We used a modified version of the incremental effort test from the previous study by Luque-Casado et al. (27). The incremental effort test started with a 3-min warm-up at 30 W, with the power output increasing 10 W every minute. The test began at 60 W and was followed by an incremental protocol with the power load increasing 30 W every 3 min. Workload increased progressively during the third minute of each step (5 W every 10 s); therefore, each step of the incremental protocol consisted of 2 min of stabilized load and 1 min of progressive load increase. Each participant set his preferred cadence (60–90 rpm) during the warm-up. They were asked to maintain this cadence throughout the protocol. The ergometer software was programmed to increase the load automatically.

Determination of the ventilatory anaerobic threshold (VAT) was based on RER [RER = CO2 production/O2 consumption]. More specifically, VAT was defined as the V˙O2 at the time when RER exceeded the cutoff value of 1.0 (9,40). The researcher knew that the participant had reached his VAT when the RER was equal to 1.00 and did not drop below that level during the 2-min constant load period or during the next load step, never reaching the 1.1 RER. The submaximal incremental test ended once the VAT was reached. The oxygen uptake (V˙O2, mL·min−1·kg−1), RER, relative load (W·kg−1), HR (bpm), and time of the test (s) were continuously recorded during the entire incremental test. The fitness level of the participants was determined from the data set obtained during the incremental physical test (see Table 1).

The PVT.

We used a PC with a 19-inch monitor and E-Prime software (Psychology Software Tools, Pittsburgh, PA) to control the stimulus presentation, response collection, and to generate and send triggers indicating the condition of each trial for offline sorting, reduction, and analysis of electroencephalogram (EEG) and behavioral data. The center of the PC screen was situated approximately 60 cm from the participant’s head and at eye level. The device used to collect responses was a PC keyboard.

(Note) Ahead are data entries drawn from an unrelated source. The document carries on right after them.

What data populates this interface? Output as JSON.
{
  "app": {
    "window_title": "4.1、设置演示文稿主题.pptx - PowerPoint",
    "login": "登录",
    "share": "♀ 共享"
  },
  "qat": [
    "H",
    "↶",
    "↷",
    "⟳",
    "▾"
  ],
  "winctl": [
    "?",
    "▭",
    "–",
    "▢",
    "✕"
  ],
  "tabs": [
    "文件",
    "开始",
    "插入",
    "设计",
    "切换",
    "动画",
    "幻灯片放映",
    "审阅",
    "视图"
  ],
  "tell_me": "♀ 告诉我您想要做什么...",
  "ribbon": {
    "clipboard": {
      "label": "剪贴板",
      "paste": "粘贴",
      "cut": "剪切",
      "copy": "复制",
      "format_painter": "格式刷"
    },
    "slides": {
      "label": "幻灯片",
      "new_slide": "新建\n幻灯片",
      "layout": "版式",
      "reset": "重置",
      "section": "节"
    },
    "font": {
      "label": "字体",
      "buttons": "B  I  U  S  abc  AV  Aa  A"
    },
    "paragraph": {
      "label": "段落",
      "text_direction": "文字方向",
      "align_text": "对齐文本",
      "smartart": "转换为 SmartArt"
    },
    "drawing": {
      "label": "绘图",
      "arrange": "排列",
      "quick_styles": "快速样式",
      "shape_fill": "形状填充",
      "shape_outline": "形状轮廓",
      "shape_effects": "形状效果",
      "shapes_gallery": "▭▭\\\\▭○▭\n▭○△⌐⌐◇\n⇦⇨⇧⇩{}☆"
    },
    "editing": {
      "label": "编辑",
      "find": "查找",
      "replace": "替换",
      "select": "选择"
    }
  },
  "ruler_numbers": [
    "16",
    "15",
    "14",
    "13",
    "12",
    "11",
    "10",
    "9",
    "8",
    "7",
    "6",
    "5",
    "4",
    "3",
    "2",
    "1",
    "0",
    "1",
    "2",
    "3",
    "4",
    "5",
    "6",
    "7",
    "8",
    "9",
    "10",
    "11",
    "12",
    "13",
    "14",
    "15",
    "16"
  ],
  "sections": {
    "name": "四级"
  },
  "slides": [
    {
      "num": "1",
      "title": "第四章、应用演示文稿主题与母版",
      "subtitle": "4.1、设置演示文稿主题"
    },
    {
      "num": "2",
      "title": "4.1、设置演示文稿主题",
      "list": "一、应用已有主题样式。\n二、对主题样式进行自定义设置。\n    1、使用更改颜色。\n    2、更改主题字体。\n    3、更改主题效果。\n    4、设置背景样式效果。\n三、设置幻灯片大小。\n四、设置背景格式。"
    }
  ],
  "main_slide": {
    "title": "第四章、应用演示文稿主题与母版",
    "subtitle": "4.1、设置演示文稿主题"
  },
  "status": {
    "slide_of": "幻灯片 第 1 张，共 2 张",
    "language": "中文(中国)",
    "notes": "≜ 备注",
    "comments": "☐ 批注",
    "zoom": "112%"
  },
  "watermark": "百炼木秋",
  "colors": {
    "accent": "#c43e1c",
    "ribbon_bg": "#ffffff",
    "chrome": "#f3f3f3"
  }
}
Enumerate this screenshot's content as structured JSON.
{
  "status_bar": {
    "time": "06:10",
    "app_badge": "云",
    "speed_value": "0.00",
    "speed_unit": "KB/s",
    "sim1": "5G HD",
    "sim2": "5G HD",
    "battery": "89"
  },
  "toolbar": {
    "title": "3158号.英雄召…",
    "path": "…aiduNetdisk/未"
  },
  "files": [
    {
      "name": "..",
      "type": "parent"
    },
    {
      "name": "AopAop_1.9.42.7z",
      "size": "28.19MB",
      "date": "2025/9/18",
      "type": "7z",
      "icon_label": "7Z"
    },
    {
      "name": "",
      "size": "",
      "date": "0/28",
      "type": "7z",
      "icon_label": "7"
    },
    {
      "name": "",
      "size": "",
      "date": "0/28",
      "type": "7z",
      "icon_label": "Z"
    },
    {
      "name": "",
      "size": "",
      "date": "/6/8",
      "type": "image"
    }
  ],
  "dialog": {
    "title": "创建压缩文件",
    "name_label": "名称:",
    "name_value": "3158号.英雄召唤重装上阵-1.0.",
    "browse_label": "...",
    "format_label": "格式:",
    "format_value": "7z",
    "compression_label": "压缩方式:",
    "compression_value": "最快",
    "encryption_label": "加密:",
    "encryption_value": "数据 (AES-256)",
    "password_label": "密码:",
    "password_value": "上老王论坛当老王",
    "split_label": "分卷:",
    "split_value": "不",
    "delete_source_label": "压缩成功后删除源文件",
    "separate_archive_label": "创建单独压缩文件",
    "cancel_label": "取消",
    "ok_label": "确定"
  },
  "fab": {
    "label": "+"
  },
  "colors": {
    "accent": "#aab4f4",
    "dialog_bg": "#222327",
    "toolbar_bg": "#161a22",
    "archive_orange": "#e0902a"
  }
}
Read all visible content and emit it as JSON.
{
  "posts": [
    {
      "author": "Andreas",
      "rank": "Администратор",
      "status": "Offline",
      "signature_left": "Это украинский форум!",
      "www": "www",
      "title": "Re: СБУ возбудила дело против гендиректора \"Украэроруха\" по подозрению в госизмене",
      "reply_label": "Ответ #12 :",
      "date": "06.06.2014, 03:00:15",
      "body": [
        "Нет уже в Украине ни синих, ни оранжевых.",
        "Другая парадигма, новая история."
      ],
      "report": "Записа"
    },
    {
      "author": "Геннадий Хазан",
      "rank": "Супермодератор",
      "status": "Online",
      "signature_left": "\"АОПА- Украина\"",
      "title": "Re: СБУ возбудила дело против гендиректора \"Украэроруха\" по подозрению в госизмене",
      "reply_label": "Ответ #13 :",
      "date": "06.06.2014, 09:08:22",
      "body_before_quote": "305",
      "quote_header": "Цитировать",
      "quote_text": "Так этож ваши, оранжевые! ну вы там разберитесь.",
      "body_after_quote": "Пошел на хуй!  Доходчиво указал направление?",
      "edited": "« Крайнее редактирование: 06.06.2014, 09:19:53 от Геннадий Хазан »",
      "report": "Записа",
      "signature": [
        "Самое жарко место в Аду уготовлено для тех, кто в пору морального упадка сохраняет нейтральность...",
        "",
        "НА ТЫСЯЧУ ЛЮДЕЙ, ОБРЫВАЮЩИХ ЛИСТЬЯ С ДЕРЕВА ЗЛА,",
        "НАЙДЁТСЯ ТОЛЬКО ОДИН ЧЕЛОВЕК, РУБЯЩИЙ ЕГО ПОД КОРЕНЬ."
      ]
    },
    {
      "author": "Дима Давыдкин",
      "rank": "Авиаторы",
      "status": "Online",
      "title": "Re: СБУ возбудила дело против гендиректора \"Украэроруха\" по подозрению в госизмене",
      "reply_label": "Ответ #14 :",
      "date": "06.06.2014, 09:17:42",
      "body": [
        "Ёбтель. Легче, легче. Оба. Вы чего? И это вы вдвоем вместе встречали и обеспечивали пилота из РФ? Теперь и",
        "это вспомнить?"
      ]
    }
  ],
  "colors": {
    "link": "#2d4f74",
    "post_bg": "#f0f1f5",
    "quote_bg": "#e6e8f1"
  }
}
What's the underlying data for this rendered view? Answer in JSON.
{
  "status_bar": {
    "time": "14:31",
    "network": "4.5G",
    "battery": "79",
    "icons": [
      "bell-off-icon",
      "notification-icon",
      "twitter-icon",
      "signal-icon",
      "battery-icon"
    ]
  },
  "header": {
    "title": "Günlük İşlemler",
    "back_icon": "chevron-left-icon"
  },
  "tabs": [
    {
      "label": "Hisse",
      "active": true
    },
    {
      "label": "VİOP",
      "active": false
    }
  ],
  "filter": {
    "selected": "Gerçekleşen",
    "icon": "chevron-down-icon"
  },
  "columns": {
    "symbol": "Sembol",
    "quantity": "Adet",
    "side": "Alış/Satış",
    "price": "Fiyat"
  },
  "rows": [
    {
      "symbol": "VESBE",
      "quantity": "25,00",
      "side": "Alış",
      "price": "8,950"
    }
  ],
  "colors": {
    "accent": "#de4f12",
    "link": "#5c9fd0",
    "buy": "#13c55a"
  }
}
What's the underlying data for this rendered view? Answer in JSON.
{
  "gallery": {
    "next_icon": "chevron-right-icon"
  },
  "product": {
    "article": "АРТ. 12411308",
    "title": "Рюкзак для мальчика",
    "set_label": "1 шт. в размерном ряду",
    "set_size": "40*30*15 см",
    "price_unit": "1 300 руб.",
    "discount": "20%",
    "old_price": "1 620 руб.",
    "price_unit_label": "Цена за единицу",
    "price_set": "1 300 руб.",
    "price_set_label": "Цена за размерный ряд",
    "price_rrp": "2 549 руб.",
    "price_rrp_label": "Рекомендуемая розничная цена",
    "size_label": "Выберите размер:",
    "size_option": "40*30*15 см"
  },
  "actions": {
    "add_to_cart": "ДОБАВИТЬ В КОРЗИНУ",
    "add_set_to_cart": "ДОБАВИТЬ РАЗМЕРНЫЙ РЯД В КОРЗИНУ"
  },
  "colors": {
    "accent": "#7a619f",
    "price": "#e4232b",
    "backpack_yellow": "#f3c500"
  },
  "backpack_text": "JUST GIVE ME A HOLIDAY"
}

The procedure of the PVT was based on the original version (39). This task was designed to measure vigilance by recording participants’ RT to visual stimuli that occur at random interstimulus intervals (3,39). Each trial began with the presentation of a blank screen in a black background for 2000 ms, and subsequently, an empty red circumference (6.68° × 7.82°) appeared in a black background. Later, in a random time interval (between 2000 and 10,000 ms), the circumference was filled all at once in a red color. Participants were instructed to respond as fast as they could once they had detected the presentation of the filled circle. The filled circle was presented for 500 ms, and the participants had a maximum of 1500 ms to respond. They had to respond with their dominant hand by pressing the space bar on the keyboard. An RT visual feedback message was displayed for 300 ms after response, except in case of an anticipated response (“wait for the target”) or if no response was made within 1000 ms after target offset (“you did not answer”). After the feedback message, the next trial began. Response anticipations were considered errors. The task comprised a single block of 60 min of total duration, and the mean number of trials per participant was 402 ± 8.9.

EEG recordings.

Continuous EEG data were recorded using a BioSemi Active Two system (Biosemi, Amsterdam, Netherlands) and were digitized at a sample rate of 1024 Hz with 24-bit A/D conversion. The 64 active scalp Ag/AgCl electrodes were arranged according to the international standard 10–20 system for electrode placement using a nylon head cap. The common mode sense and driven right leg electrodes served as the ground, and all scalp electrodes were referenced to the common mode sense during recording. The cap was adapted to the individual’s head size, and each electrode was filled with Signa Electro-Gel (Parker Laboratories, Fairfield, NJ) to optimize signal transduction. Participants were instructed to avoid eye movements, blinking and body movements as much as possible, and to keep their gaze on the center of the screen during task performance.

Data reduction.

The behavioral data analyses were performed on the overall participants’ mean RT. Trials with RT below 100 ms (0.03%), anticipations (i.e., responses prior to the target presentation; 1.49%), and omissions (if no response was made within 1000 ms after target offset; 0.24%) were discarded from the analysis (3).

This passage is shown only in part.